L'extrême droite allemande doit manifester lundi à Magdebourg trois jours après l'attaque à la voiture bélier sur un marché de Noël de la ville imputée à un médecin saoudien qui a relancé le débat sur la sécurité et de l'immigration dans le pays.
Même si les mobiles du suspect restent flous, le carnage qui a fait cinq morts, dont un garçon de 9 ans, et plus de 200 blessés a replacé ces questions au coeur de la campagne pour les élections législatives anticipées du 23 février.
Le psychiatre saoudien Taleb Jawad al-Abdulmohsen, arrêté vendredi soir, a pêle-mêle exprimé des opinions hostiles à l'islam, sa colère contre les fonctionnaires allemands de l'immigration et son soutien aux récits conspirationnistes d'extrême droite sur une "islamisation" de l'Europe.
L'Arabie saoudite avait demandé en vain à Berlin l'extradition du Saoudien de 50 ans, après avoir averti à plusieurs reprises qu'il "pourrait être dangereux", a indiqué lundi à l'AFP une source proche du gouvernement à Ryad.
Installé en Allemagne depuis 2006, il disposait du statut de réfugié.
D'autres éléments sur cet homme au profil atypique ont filtré lundi dans les médias: selon le journal local "Mitteldeutsche Zeitung", ses collègues doutaient de ses compétences et l'avaient surnommé "Docteur Google", car il consultait régulièrement le net avant d'émettre un diagnostic. Le quotidien Die Welt a affirmé qu'il avait été traité pour troubles psychiques.
"Une chose est claire : il y aura un +avant+ et un +après+ dans cette campagne électorale", a jugé le journal populaire Bild.
- "Effroi et colère" -
L'Alternative pour l'Allemagne (AfD), parti d'extrême droite, a prévu de manifester à partir de 16h00 GMT dans cette ville du nord-est du pays toujours sous le choc. Sa co-présidente Alice Weidel a annoncé sa venue.
A la même heure, une chaîne humaine organisée par l'initiative "Gib Hass keine Chance" ("Ne donne aucune chance à la haine") doit se former sur les lieux du drame.
"Nous constatons avec effroi et colère que des personnes veulent instrumentaliser cet acte cruel pour leur politique", indique l'initiative.

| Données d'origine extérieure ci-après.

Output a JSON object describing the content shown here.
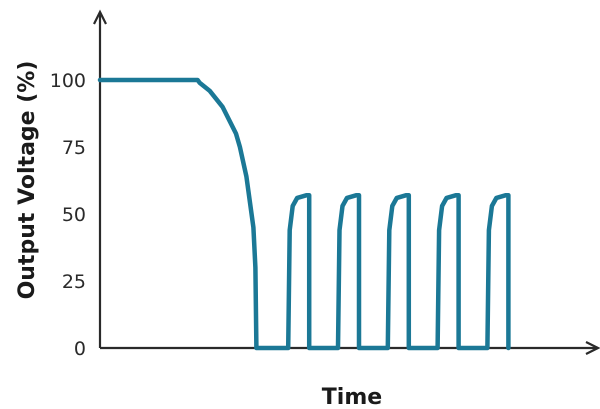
{
  "chart_data": {
    "type": "line",
    "title": "",
    "xlabel": "Time",
    "ylabel": "Output Voltage (%)",
    "yticks": [
      "0",
      "25",
      "50",
      "75",
      "100"
    ],
    "ylim": [
      0,
      125
    ],
    "xlim": [
      0,
      100
    ],
    "grid": false,
    "series": [
      {
        "color": "#1b7896",
        "x": [
          0,
          19.6,
          20,
          22,
          24.6,
          27.3,
          28.1,
          29.4,
          30.8,
          31.2,
          31.4,
          37.8,
          38.1,
          38.7,
          39.6,
          41.5,
          42,
          42,
          47.8,
          48.1,
          48.7,
          49.6,
          51.5,
          52,
          52,
          57.8,
          58.1,
          58.7,
          59.6,
          61.5,
          62,
          62,
          67.8,
          68.1,
          68.7,
          69.6,
          71.5,
          72,
          72,
          77.8,
          78.1,
          78.7,
          79.6,
          81.5,
          82,
          82
        ],
        "y": [
          100,
          100,
          99,
          96,
          90,
          80,
          75,
          64,
          45,
          30,
          0,
          0,
          44,
          53,
          56,
          57,
          57,
          0,
          0,
          44,
          53,
          56,
          57,
          57,
          0,
          0,
          44,
          53,
          56,
          57,
          57,
          0,
          0,
          44,
          53,
          56,
          57,
          57,
          0,
          0,
          44,
          53,
          56,
          57,
          57,
          0
        ]
      }
    ]
  }
}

Peu après l'attaque, l'AfD avait dénoncé l'accueil de centaines de milliers de réfugiés dans le pays ces dernières années.
Alice Weidel a insisté lundi sur son compte X: "le débat de nouvelles lois de sécurité ne doit pas détourner l'attention du fait que Magdebourg n'aurait pas été possible sans une immigration incontrôlée", a-t-elle écrit.
Sa formation, hostile aux migrants, anti-système et pro-russe, est créditée d'environ 20% d'intention de votes dans les sondages, derrière les conservateurs (32%) et devant le parti de centre gauche d'Olaf Scholz (15%). Mais aucun parti ne veut coopérer avec l'AfD.
L'association allemande de la police criminelle (BDK) a mis en garde lundi contre "des accusations prématurées ou même l'instrumentalisation politique des événements", surtout à un moment où l'état de certaines victimes reste très grave.
- Scholz sous pression -
Sous pression, le gouvernement d'Olaf Scholz a promis dimanche une enquête rapide et minutieuse pour clarifier d'éventuelles erreurs des autorités dans la prévention de l'attaque.
Les autorités de la ville sont aussi dans le collimateur, certains leur reprochant une sécurité défaillante. L'auteur présumé avait pu emprunter une voie d'accès non sécurisée du marché de Noël puis a foncé sur la foule à bord d'un puissant véhicule BMW de location.
La ville de Magdebourg s'est défendue en expliquant que cette ouverture était réservée aux ambulances ou pompiers en cas d'urgence.
La sécurité des marchés de Noël avait pourtant été considérablement renforcée, notamment par l'installation de bornes en béton à leurs accès, après un acte similaire commis il y a huit ans sur un marché de Noël de Berlin, qui avait fait 13 morts.
L'Allemagne avait également durci sa politique de sécurité cette année, notamment via un contrôle renforcé sur le port d'armes, suite à plusieurs attaques meurtrières au couteau, dont l'une a fait trois morts et huit blessés lors d'un festival d'été dans la ville de Solingen, dans l'ouest du pays.
"Un concept de sécurité est aussi solide que son maillon le plus faible", a jugé Peter Neumann, expert en contre-terrorisme à l'hebdomadaire Der Spiegel. "Si un point d'entrée n'est pas protégé, toutes les autres bornes en béton ne servent à rien".